The sale is symbolic of the kingdom’s shifting fortunes. Just five years ago it was unthinkable that Saudi Arabia, with its vast oil riches, would need to borrow money from abroad.

But the crash in oil prices has turned the kingdom’s massive budget surplus into a gaping hole. It has already been forced to borrow from Saudi banks, and burn through a chunk of its foreign cash reserves.

“This is very positive step,” said John Sfakianakis, director of economic research at the Gulf Research Center in Riyadh. “It will alleviate the pressure on the local banks, provide alternative revenue options and reduce the rate of foreign asset depletion.”

Saudi Arabia, which relies on oil for three-quarters of its revenue, had a 2015 budget deficit of nearly $100 billion. In addition to borrowing more, it has been forced to slash spending by cutting salaries and subsidies on gas.

It’s not just Saudi Arabia feeling the pinch. Other Gulf states are borrowing money too. Oil-rich Abu Dhabi issued a $5 billion bond in April, neighboring Qatar raised $9 billion a month later and Kuwait is planning to tap the international debt market for as much as $10 billion.

Very low interest rates in most developed economies are pushing investors to seek better returns elsewhere.

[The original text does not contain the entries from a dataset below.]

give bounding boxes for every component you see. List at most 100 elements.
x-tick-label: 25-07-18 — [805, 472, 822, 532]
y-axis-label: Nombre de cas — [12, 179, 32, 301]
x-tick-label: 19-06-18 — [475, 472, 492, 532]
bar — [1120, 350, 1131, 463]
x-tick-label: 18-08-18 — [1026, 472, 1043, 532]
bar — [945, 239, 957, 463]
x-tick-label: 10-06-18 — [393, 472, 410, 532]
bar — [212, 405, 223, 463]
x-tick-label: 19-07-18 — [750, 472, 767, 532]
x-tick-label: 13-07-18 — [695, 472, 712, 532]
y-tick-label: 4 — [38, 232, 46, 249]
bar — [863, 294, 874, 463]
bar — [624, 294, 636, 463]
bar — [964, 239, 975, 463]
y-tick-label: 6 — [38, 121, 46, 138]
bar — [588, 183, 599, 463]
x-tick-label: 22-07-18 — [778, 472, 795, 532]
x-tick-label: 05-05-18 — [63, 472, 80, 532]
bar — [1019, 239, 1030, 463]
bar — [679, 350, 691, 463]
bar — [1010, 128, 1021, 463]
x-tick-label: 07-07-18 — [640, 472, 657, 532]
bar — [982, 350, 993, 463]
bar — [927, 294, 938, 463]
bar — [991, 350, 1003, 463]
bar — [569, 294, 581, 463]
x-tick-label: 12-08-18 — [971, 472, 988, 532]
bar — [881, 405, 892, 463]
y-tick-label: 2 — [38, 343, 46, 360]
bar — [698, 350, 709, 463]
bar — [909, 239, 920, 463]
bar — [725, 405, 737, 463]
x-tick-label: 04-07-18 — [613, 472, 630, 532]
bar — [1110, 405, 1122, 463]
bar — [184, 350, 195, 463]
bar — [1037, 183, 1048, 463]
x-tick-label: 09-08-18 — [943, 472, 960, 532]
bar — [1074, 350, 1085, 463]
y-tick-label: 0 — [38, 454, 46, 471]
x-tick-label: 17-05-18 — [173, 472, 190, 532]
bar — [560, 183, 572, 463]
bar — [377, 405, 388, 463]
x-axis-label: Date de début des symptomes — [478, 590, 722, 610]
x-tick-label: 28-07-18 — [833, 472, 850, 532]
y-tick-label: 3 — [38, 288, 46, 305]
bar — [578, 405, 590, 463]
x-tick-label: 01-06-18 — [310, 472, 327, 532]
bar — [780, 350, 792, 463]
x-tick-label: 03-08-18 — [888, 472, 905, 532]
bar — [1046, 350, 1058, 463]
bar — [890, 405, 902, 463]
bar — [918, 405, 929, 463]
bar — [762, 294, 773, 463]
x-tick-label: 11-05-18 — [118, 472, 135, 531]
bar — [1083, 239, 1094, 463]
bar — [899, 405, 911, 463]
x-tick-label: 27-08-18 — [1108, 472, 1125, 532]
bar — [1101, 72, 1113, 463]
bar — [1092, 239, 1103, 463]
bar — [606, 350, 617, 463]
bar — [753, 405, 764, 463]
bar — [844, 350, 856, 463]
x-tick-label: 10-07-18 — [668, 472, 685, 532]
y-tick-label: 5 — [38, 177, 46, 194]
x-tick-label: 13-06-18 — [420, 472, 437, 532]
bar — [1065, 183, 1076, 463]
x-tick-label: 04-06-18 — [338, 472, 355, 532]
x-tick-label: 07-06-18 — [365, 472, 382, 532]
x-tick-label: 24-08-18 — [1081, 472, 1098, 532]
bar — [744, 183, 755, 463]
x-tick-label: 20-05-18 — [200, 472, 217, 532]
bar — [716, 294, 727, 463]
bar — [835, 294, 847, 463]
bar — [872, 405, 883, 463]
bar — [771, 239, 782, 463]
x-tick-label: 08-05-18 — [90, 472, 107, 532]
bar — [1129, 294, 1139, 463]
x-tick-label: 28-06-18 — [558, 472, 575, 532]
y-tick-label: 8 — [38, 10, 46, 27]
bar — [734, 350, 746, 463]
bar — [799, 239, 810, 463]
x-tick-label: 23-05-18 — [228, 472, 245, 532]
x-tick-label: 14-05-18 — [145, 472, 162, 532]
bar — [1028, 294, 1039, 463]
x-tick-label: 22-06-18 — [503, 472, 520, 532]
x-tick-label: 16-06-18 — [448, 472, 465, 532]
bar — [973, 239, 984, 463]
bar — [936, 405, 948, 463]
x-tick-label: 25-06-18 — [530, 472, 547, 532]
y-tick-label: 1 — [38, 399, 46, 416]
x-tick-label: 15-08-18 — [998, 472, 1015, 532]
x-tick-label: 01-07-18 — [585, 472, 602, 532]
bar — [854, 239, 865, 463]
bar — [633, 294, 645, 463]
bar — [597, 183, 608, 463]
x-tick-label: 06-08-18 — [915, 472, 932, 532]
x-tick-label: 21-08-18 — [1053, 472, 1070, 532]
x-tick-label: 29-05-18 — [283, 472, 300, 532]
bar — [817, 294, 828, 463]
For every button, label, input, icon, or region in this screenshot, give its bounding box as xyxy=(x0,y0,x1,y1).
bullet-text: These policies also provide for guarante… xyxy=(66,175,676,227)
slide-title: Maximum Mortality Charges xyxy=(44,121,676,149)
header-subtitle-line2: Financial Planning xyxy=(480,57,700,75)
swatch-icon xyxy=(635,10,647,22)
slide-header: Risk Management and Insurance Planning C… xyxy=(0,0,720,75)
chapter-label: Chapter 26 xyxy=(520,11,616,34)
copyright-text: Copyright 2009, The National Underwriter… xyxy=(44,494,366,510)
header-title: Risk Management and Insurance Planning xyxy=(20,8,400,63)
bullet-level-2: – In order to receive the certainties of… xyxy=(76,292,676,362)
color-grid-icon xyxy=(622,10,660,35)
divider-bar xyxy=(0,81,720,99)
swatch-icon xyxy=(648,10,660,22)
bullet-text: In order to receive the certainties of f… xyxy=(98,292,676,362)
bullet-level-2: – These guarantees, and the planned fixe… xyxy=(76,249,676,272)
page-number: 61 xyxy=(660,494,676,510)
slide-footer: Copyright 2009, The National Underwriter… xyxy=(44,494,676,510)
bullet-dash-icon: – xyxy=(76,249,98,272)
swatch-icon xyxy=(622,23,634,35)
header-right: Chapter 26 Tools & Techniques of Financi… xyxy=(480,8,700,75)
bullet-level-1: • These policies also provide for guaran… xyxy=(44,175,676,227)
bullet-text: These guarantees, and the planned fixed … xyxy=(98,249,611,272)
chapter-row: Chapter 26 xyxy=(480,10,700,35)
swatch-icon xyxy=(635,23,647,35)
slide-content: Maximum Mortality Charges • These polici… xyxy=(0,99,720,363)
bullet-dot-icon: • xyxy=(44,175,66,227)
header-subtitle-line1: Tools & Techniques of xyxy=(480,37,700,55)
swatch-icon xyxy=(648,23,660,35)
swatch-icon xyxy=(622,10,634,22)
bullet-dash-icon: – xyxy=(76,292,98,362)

The Saudi 30-year bond pays 2.1% more than U.S. treasuries, according to a banker familiar with the deal, and experts say investors are looking beyond the immediate challenges posed by weak oil.

Related: Saudi Arabia: We’re on track for oil supply cut by November

“There is a demand out there which is based on the inherent potential and strength of these economies,” said Masood Ahmed, the Middle East and Central Asia Director for the International Monetary Fund. “Going forward, it will be important to accompany the attempt to get financing from the market with a credible coherent fiscal plan, a medium term plan to transform the economy because that will give … more comfort to the investors.”

Despite a recent increase in the oil price, the outlook for the region’s oil exporters remains weak in the coming years, the IMF said in a report published Wednesday.

It said countries should accelerate reforms to diversify their economies, boost the role of private companies and create jobs for their fast growing populations.

Related: Saudi Arabia backs new $100 billion tech fund

Earlier this year, Saudi Arabia unveiled an ambitious diversification plan. Under the plan, Saudi Arabia wants to boost non-oil revenues sixfold to $266 billion, sell part of national oil company Aramco on the stock market, and create a $1.9 trillion public fund to invest at home and abroad.

“I think it’s great that they have a vision. It’s important to tell the people the end point of where they want to go,” said Ahmed. “The challenge will be to implement, prioritize, sequence these programs so that in three years, people can begin to see the results.”